With the title “How to Share the Gospel with the Chinese”, Rev. Yuan Zhi-ming will lead four consecutive nights of seminars and conferences beginning on April 19th.
During two of the weekends, he will lecture on some of life’s most important topics, including “Love and Hate”, “Success and Failure”, “God and Man”, and “Gains and Lost”. He hopes that believers in China and those who wish to hear the word can come to participate.
Prior to becoming a Christian, Yuan participated in writing the script for “River Elegy”, a six-part documentary shown on China Central Television in 1988 that announced the death of traditional Chinese civilization, and this film was widely received by the youth Chinese intellectuals at that time, causing an uproar in the society.
Despite the instant fame, Yuan was warranted after the June 4th Incident in 1989 and was forced to escape overseas. In United States, he was invited by Princeton University to serve as a visiting scholar, which was when he was exposed to Christianity.
Later in 1991, he received baptism and in the following year studied theology at Mississippi Reformed Seminary. In 1999, he co-founded the China Soul for Christ Foundation and served the Chinese believers with media productions.

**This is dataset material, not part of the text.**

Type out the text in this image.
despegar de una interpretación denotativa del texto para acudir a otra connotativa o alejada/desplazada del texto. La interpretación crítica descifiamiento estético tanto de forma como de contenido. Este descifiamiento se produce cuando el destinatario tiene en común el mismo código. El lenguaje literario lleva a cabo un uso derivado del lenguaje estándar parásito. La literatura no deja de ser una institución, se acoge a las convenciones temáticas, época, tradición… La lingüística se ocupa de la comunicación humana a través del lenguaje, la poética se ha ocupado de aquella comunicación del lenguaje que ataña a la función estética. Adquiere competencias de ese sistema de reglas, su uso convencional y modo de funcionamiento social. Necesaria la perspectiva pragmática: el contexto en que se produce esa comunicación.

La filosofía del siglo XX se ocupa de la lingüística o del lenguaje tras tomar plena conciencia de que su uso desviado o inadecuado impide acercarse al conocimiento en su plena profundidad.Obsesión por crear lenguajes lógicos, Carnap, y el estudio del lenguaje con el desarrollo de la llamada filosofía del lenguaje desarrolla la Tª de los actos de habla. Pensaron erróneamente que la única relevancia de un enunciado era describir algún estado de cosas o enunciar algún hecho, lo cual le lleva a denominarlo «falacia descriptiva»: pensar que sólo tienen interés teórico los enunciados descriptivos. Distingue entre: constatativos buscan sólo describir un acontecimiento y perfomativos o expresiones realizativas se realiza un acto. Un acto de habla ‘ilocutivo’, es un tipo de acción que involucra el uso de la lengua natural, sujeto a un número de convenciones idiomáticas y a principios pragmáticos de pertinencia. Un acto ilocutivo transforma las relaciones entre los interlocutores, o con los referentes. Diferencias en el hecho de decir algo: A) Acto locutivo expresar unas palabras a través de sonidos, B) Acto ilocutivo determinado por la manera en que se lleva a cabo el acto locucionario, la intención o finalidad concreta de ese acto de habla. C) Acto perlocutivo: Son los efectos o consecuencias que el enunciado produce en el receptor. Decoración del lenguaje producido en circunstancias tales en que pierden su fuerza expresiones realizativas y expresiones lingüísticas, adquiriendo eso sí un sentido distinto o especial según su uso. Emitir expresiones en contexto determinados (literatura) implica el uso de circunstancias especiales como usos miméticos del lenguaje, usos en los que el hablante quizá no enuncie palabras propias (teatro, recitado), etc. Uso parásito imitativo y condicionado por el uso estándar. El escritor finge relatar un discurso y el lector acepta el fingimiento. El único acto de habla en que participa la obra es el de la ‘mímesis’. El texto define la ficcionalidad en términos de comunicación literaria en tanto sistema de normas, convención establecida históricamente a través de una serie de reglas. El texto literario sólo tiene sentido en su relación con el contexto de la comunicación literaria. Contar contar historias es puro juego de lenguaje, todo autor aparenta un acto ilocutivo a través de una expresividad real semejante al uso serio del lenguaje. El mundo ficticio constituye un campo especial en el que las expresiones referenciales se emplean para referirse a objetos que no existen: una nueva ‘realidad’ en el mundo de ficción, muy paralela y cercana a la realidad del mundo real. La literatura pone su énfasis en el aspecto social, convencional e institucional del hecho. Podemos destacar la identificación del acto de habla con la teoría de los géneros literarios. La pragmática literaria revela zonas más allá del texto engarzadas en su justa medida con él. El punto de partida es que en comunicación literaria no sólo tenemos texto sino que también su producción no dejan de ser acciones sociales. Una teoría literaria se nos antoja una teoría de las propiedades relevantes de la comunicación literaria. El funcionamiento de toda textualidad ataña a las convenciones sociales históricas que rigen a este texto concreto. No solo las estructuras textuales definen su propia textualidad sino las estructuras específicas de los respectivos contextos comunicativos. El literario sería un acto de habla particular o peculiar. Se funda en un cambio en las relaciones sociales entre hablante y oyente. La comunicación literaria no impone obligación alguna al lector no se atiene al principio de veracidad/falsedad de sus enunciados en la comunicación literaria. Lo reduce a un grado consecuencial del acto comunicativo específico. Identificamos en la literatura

Given his unique background and experiences, Yuan’s messages can more easily touch the hearts of his kin. When filming “The Gospel”, “The Cross – Jesus in China”, and various other landmark documentaries, he obtained a deep understanding of the essence of the gospel and the cultural personalities of the Chinese civilization; therefore, he has a deep insight to share the gospel to the Chinese.
Last October, Yuan was ordained as a pastor at a church in Bay Area, California. For many years, he has served his people and the believers through media production and has ignited the desires of Chinese believers to spread the gospel. Oversea Chinese pastor Rev. Liu Tong-su called Yuan as the “representation of the burdens of this generation’s Chinese evangelists.”
[Editor's note: reporter Luke Leung translated the article.]